Alvo de mandado de busca e apreensão na segunda fase da Operação Capa Dura, da Polícia Civil, nesta sexta-feira (5), o ex-secretário-adjunto da Educação em Porto Alegre Mário de Lima é suspeito de ter atuado para direcionar uma compra da pasta para a Edulab Comércio de Produtos e Equipamentos, de Curitiba (PR).
Em dezembro de 2022, a empresa fechou a venda de R$ 4,2 milhões à Secretaria Municipal de Educação (Smed). Foram entregues itens como camas infantis, estantes organizadoras, gira-gira, jogos pedagógicos de encaixe e do alfabeto, entre outros.
Elementos colhidos após a primeira fase da operação, realizada em janeiro, apontam que uma servidora da Smed fazia a instrução de processo administrativo para qualificar as praças das escolas municipais com a aquisição de balanços, casas de bonecas, mesas de pebolim, escorregador e gangorra.
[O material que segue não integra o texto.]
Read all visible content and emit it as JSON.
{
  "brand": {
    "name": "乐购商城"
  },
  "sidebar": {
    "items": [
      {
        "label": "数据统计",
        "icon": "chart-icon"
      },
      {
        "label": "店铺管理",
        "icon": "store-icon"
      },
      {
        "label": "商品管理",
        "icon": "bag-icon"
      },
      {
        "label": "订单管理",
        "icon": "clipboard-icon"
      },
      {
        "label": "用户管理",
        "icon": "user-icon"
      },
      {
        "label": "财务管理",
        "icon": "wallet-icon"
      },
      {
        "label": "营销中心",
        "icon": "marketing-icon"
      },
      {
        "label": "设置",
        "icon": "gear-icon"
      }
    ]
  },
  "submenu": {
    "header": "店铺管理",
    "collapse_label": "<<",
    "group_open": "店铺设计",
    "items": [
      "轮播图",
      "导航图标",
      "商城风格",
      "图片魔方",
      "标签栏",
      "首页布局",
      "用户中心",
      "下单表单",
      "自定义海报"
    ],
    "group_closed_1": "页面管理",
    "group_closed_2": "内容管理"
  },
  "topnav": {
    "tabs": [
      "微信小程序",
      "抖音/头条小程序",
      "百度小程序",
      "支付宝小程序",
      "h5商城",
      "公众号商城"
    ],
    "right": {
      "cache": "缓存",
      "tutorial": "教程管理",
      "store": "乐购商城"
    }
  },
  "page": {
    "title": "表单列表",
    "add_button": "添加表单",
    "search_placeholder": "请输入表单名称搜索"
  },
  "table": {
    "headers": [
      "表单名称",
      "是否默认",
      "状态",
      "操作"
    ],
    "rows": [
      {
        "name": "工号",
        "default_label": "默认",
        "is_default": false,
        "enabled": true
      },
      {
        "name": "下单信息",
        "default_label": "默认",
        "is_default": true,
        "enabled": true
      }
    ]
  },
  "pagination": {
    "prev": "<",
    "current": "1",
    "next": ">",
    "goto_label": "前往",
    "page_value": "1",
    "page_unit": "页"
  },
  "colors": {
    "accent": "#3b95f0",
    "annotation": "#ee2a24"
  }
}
A compra seria feita junto a uma fornecedora que não é investigada.
Conforme depoimento de duas servidoras investigadas e outros indícios colhidos pelo inquérito, o representante comercial Ciríaco Pereira Freire Junior, da Edulab, teria conseguido uma interlocução na prefeitura, por fora da Smed, para que a operação com a concorrente fosse cancelada. A aquisição foi, de fato, interrompida com a outra fornecedora. No final, a compra foi feita junto à Edulab por adesão à ata de registro de preço, instrumento conhecido como carona por permitir o aproveitamento de licitação feita por outro órgão público.
A ex-servidora da Smed Mabel Luiza Leal Vieira, que fazia a instrução da compra cancelada para as praças, disse em depoimento à Polícia Civil que Lima foi emissário da suposta ordem. Mabel atuava no gabinete da ex-secretária Sônia da Rosa, de quem tinha proximidade.
— Ele (Lima) vinha com as informações de reuniões de fora e chegava com determinações. Derrubou as praças para entrar a Edulab. Foi dito pelo Mário que deveria ser desta empresa, a mando de alguém dessas reuniões que ele participava — depôs Mabel, que foi presa temporariamente em janeiro pela Capa Dura e segue sendo investigada, em liberdade.
Nas CPIs da Câmara de Vereadores, a suspeita sobre a compra da Edulab foi abordada no dia do depoimento de Lima, em 16 de outubro de 2023. Na ocasião, foi apresentado no telão do plenário o print de uma conversa de WhatsApp que teria Mabel e Lima como interlocutores, em 29 de novembro de 2022. No diálogo, Mabel teria dito que a compra da Edulab deveria acontecer ainda em 2022 porque era "dos caras". Não foi esclarecido quem eram "os caras".
Embora vendidos pela Edulab, os brinquedos e equipamentos entregues pela empresa eram da marca Brink Mobil. Essa segunda empresa também é investigada pela suspeita de ter atuado em conluio com a Edulab nesta operação. Elas pertenceriam ao mesmo grupo econômico.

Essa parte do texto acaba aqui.